Cathy Eng, MD, FACP, FASCO, discusses contraindications for oxaliplatin-based therapy in colorectal cancer.
Cathy Eng, MD, FACP, FASCO, David H. Johnson Chair in Surgical and Medical Oncology, co-leader, Gastrointestinal (GI) Cancer Research Program, professor of medicine (hematology and oncology), co-director, GI Oncology, vice chair, SWOG GI Committee, and director, VICC Young Adult Cancers Initiative, Vanderbilt-Ingram Cancer Center, discusses contraindications for oxaliplatin-based therapy in colorectal cancer (CRC).
Patients with CRC who are receiving oxaliplatin can develop allergic hypersensitivity reactions, says Eng. Moreover, these reactions tend to be delayed and can occur during subsequent cycles of therapy. Oxaliplatin should be stopped in any patients who develop an allergic hypersensitivity reaction.

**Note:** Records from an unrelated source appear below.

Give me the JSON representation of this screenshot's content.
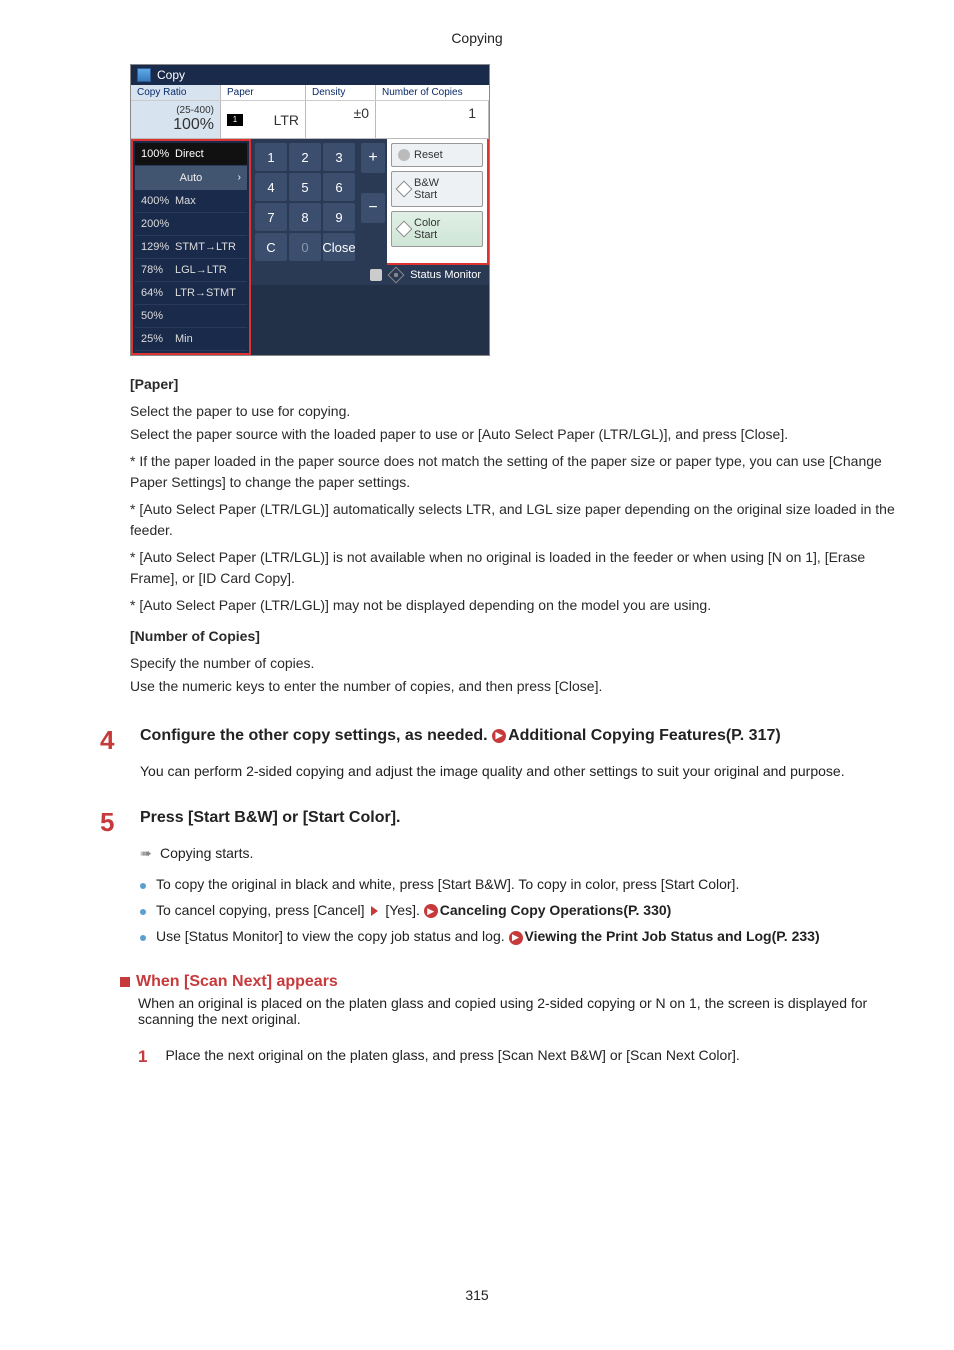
{
  "header_title": "Copying",
  "screenshot": {
    "titlebar": "Copy",
    "sections": {
      "copy_ratio": "Copy Ratio",
      "paper": "Paper",
      "density": "Density",
      "copies": "Number of Copies"
    },
    "values": {
      "ratio_range": "(25-400)",
      "ratio_value": "100%",
      "paper_tray": "1",
      "paper_size": "LTR",
      "density_value": "±0",
      "copies_value": "1"
    },
    "ratio_list": [
      {
        "pct": "100%",
        "label": "Direct",
        "selected": true
      },
      {
        "auto": true,
        "label": "Auto"
      },
      {
        "pct": "400%",
        "label": "Max"
      },
      {
        "pct": "200%",
        "label": ""
      },
      {
        "pct": "129%",
        "label": "STMT→LTR"
      },
      {
        "pct": "78%",
        "label": "LGL→LTR"
      },
      {
        "pct": "64%",
        "label": "LTR→STMT"
      },
      {
        "pct": "50%",
        "label": ""
      },
      {
        "pct": "25%",
        "label": "Min"
      }
    ],
    "keypad": [
      "1",
      "2",
      "3",
      "4",
      "5",
      "6",
      "7",
      "8",
      "9",
      "C",
      "0",
      "Close"
    ],
    "plusminus": [
      "+",
      "−"
    ],
    "actions": {
      "reset": "Reset",
      "bw": "B&W\nStart",
      "color": "Color\nStart"
    },
    "status_monitor": "Status Monitor"
  },
  "body": {
    "paper_heading": "[Paper]",
    "paper_p1": "Select the paper to use for copying.",
    "paper_p1b": "Select the paper source with the loaded paper to use or [Auto Select Paper (LTR/LGL)], and press [Close].",
    "paper_note1": "* If the paper loaded in the paper source does not match the setting of the paper size or paper type, you can use [Change Paper Settings] to change the paper settings.",
    "paper_note2": "* [Auto Select Paper (LTR/LGL)] automatically selects LTR, and LGL size paper depending on the original size loaded in the feeder.",
    "paper_note3": "* [Auto Select Paper (LTR/LGL)] is not available when no original is loaded in the feeder or when using [N on 1], [Erase Frame], or [ID Card Copy].",
    "paper_note4": "* [Auto Select Paper (LTR/LGL)] may not be displayed depending on the model you are using.",
    "copies_heading": "[Number of Copies]",
    "copies_p1": "Specify the number of copies.",
    "copies_p2": "Use the numeric keys to enter the number of copies, and then press [Close].",
    "step4_num": "4",
    "step4_title_pre": "Configure the other copy settings, as needed. ",
    "step4_link": "Additional Copying Features(P. 317)",
    "step4_desc": "You can perform 2-sided copying and adjust the image quality and other settings to suit your original and purpose.",
    "step5_num": "5",
    "step5_title": "Press [Start B&W] or [Start Color].",
    "step5_desc_arrow": "➠",
    "step5_desc": "Copying starts.",
    "bullets": [
      {
        "text_pre": "To copy the original in black and white, press [Start B&W]. To copy in color, press [Start Color]."
      },
      {
        "text_pre": "To cancel copying, press [Cancel] ",
        "tri_after": true,
        "text_mid": " [Yes]. ",
        "link": "Canceling Copy Operations(P. 330)"
      },
      {
        "text_pre": "Use [Status Monitor] to view the copy job status and log. ",
        "link": "Viewing the Print Job Status and Log(P. 233)"
      }
    ],
    "subhead": "When [Scan Next] appears",
    "subhead_desc": "When an original is placed on the platen glass and copied using 2-sided copying or N on 1, the screen is displayed for scanning the next original.",
    "substep_num": "1",
    "substep_text": "Place the next original on the platen glass, and press [Scan Next B&W] or [Scan Next Color].",
    "page_number": "315"
  }
}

Additionally, oxaliplatin can cause acute or chronic neuropathy, Eng says. Acute neuropathy causes cold hypersensitivity and lasts about 5 to 7 days after therapy. Chronic neuropathy arises after receiving therapy and can be cumulative and prolonged, Eng explains.
Notably, patients with brittle diabetes may have underlying neuropathy. As such, diabetic patients with CRC should not receive oxaliplatin-based therapy, Eng concludes.